I always start off my lessons as privates until they can post and steer on their own, then I move them into groups. Depending how old they are (usually the younger they are the longer it takes) you'd be surprised at how long it can take to get to that point!
Patterns are fantastic: cutting across, circles (surprisingly tricky for some kids to learn!), serpentines, reversing, etc. I put them through easy patterns and call it "Dressage day". Haha :) I put them on a lunge line, tie their reins, and make them do different things with their hands: on their head, airplane arms, sing head shoulder knees and toes... :) Lots of stuff with ground poles to lead to jumping: make a 'jumper course' of poles and work on finding the straight line down the middle of the pole.
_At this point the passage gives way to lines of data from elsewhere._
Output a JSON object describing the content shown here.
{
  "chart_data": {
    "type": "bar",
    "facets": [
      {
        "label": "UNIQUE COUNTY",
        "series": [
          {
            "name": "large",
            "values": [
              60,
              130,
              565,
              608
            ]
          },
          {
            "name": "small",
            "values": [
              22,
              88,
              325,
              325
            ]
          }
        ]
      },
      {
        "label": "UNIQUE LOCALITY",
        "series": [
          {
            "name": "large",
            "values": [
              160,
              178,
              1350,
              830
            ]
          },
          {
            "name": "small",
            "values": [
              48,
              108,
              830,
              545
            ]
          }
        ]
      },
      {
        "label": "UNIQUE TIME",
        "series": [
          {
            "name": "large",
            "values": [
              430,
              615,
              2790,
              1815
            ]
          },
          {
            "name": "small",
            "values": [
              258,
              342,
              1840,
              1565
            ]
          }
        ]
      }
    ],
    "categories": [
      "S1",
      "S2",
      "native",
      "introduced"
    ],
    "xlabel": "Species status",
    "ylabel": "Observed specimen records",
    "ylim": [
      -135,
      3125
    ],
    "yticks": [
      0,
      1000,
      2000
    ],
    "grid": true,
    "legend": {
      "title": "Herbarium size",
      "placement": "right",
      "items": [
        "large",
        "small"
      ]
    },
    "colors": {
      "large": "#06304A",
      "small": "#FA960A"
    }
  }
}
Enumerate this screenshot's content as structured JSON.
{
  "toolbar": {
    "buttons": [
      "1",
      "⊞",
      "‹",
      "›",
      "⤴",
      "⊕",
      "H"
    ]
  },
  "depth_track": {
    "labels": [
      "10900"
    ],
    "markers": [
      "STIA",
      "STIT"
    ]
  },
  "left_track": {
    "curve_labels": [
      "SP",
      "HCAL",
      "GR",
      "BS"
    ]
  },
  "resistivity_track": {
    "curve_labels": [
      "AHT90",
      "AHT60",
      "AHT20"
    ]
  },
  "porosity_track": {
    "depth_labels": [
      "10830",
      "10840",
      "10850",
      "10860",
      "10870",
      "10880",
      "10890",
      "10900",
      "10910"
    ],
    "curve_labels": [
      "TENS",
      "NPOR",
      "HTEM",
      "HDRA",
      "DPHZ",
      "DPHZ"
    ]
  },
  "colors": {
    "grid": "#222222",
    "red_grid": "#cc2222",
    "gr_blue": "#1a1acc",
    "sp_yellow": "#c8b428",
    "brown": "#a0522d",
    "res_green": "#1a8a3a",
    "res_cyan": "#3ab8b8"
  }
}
A fun game is to put 2 poles out like a line of jumps (like 48 feet apart) and get them up in their 2 point. Over the first pole they put one hand behind their back, and over the second one they switch hands. Then when they get balanced enough to do that I see who can switch their hands the most inbetween the 2 poles. When they're steady enough I let them ride without stirrups a little (again, starting on a lunge line is great!). In fact, my students aren't allowed to canter until they can do a solid posting trot without stirrups. Games (which people have alreaday mentioned) are fun, especially when you incorporate horsie vocab like inside/outside (simon says put your inside hand on your outside knee, etc).
I'm excited for you! I love my job! :)
PS- I'd look into getting a good liability form if you don't have one already!